A. G. – Vous avez enfin parlé de revoir la charte graphique, par exemple sur la collection Titres, pouvons-nous en savoir plus ? Dans quelle mesure pensez-vous qu’une couverture influe la décision d’achat ?

C. R. – Pour la collection « Titres », le changement sera bien plus conséquent qu’une simple évolution de charte graphique. Nous allons en effet créer une toute nouvelle collection de poche, qui aura, donc, un autre nom. Les couvertures, contrairement à celles de « Titres », seront illustrées, et nous travaillons en ce moment avec un studio de graphisme pour trouver une identité visuelle globale. Dans le cadre d’une collection de livres de poche, qui a vocation à faire découvrir des textes à un public plus large que les lecteurs de livres grand format, la couverture me semble être un élément capital. Surtout, la question qui se pose est celle de l’adéquation entre le contenu et l’habillage. Des textes extrêmement romanesques comme l’œuvre d’Angela Carter ou celle de Denis Johnson ont tout à gagner à avoir une couverture illustrée, plus attrayante.

La nouvelle collection accueillera des textes déjà parus dans la collection « Titres » ainsi que certains textes qui n’avaient jamais été exploités encore sous ce format, et sera lancée au cours du printemps 2020.

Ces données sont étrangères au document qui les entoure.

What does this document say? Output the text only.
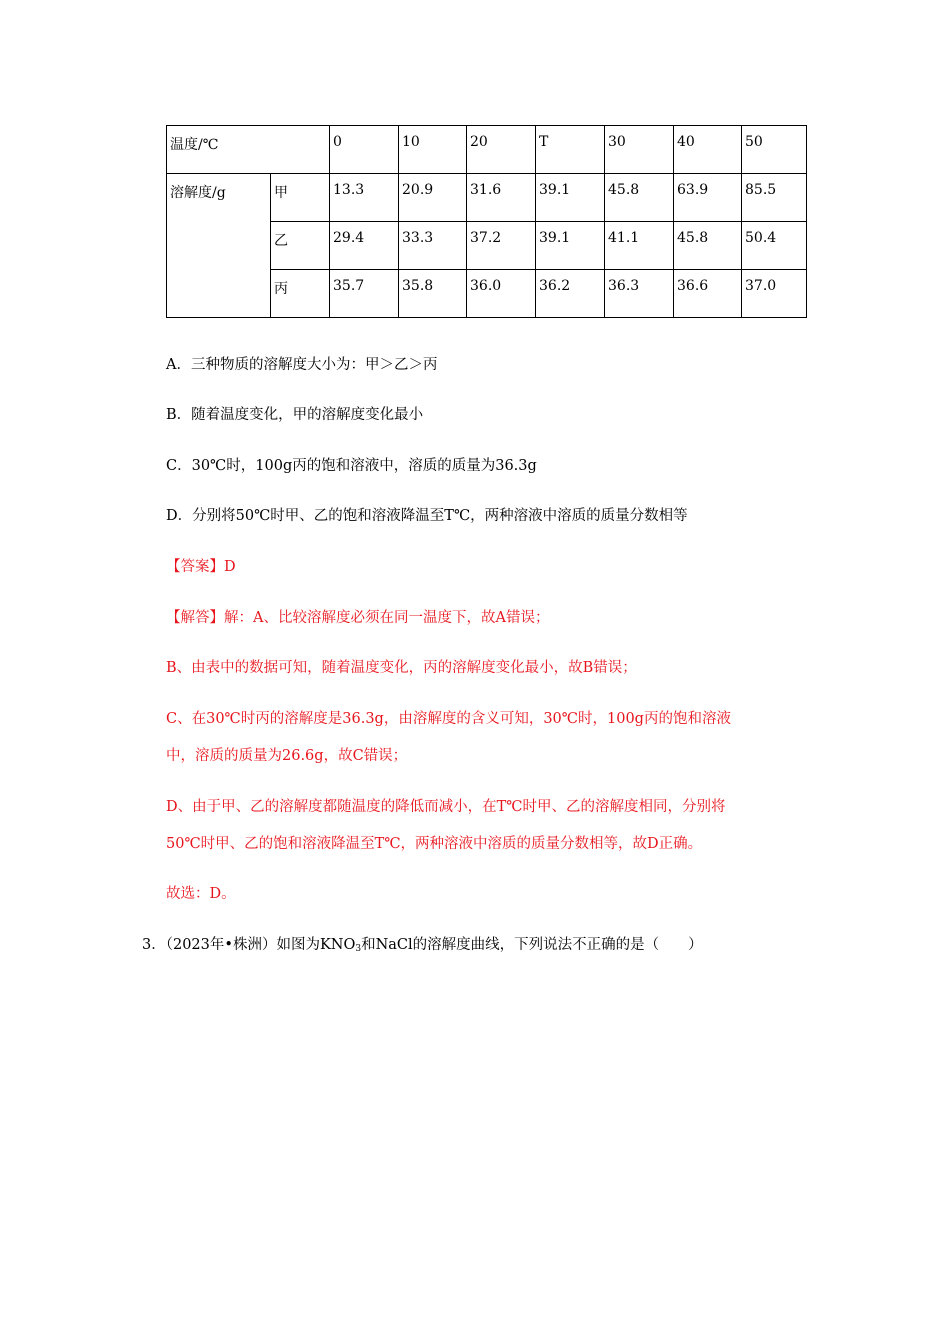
温度/℃		0	10	20	T	30	40	50
溶解度/g	甲	13.3	20.9	31.6	39.1	45.8	63.9	85.5
	乙	29.4	33.3	37.2	39.1	41.1	45.8	50.4
	丙	35.7	35.8	36.0	36.2	36.3	36.6	37.0
A．三种物质的溶解度大小为：甲＞乙＞丙
B．随着温度变化，甲的溶解度变化最小
C．30℃时，100g丙的饱和溶液中，溶质的质量为36.3g
D．分别将50℃时甲、乙的饱和溶液降温至T℃，两种溶液中溶质的质量分数相等
【答案】D
【解答】解：A、比较溶解度必须在同一温度下，故A错误；
B、由表中的数据可知，随着温度变化，丙的溶解度变化最小，故B错误；
C、在30℃时丙的溶解度是36.3g，由溶解度的含义可知，30℃时，100g丙的饱和溶液
中，溶质的质量为26.6g，故C错误；
D、由于甲、乙的溶解度都随温度的降低而减小，在T℃时甲、乙的溶解度相同，分别将
50℃时甲、乙的饱和溶液降温至T℃，两种溶液中溶质的质量分数相等，故D正确。
故选：D。
3．（2023年•株洲）如图为$KNO_3$和NaCl的溶解度曲线，下列说法不正确的是（　　）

A. G. – Votre arrivée signe une nouvelle ère et une partie de l’équipe va être renouvelée, pouvez-vous nous indiquer combien de personnes travaillent aujourd’hui pour Bourgois et quels sont leur rôle ? 

C. R. – Aujourd’hui, sept personnes travaillent avec moi chez Bourgois : deux éditrices junior, Marine Vauchère et Sabrine Kherrati ; une assistante d’édition, Elsa Lagrange ; Lena Kounovksy, notre apprentie ; une comptable, Nathalie Reculon-Dupont ; enfin, notre chargée de relations librairies, Joanie Soulié, et une attachée de presse qui nous rejoindra bientôt.

A. G. – Cette équipe devrait être assez jeune, vous avez vous-même 30 ans, comment concilier l’esprit d’une maison qui a aujourd’hui 53 ans et ce sang neuf ?

C. R. – En effet, nous sommes tous jeunes, voire très jeunes, en fonction du point de référence que l’on choisit. L’important n’est pas tant notre âge que la façon dont nous recevons l’héritage de cette maison, à savoir avec respect et prudence. La vie d’une maison d’édition qui dure est faite de cycles et d’« époques » différentes. Chaque moment a ses références, ses ambitions, ses goûts. Ce que nous essayerons de faire, par conséquent, est de rester fidèles à « l’esprit Bourgois » dans nos choix, sans oublier que nous nous inscrivons pleinement dans notre époque. Et puis, je n’oublie pas que Christian Bourgois a fondé sa maison à l’âge de 33 ans. C’était jeune.

A. G. – Ma dernière question portera sur l’export, les livres des éditions Bourgois se vendent-ils bien à l’étranger, ou reste-t-il des marchés à conquérir ?

C. R. – Toutes les maisons françaises doivent faire face au même problème quand il s’agit de l’exportation de leurs livres : le prix de vente public dans les pays où il est exporté, que cela soit au Québec ou en Suisse. Pour certains de ces territoires, nous réfléchissons à des stratégies différentes, à des collaborations plus étroites avec nos confrères éditeurs.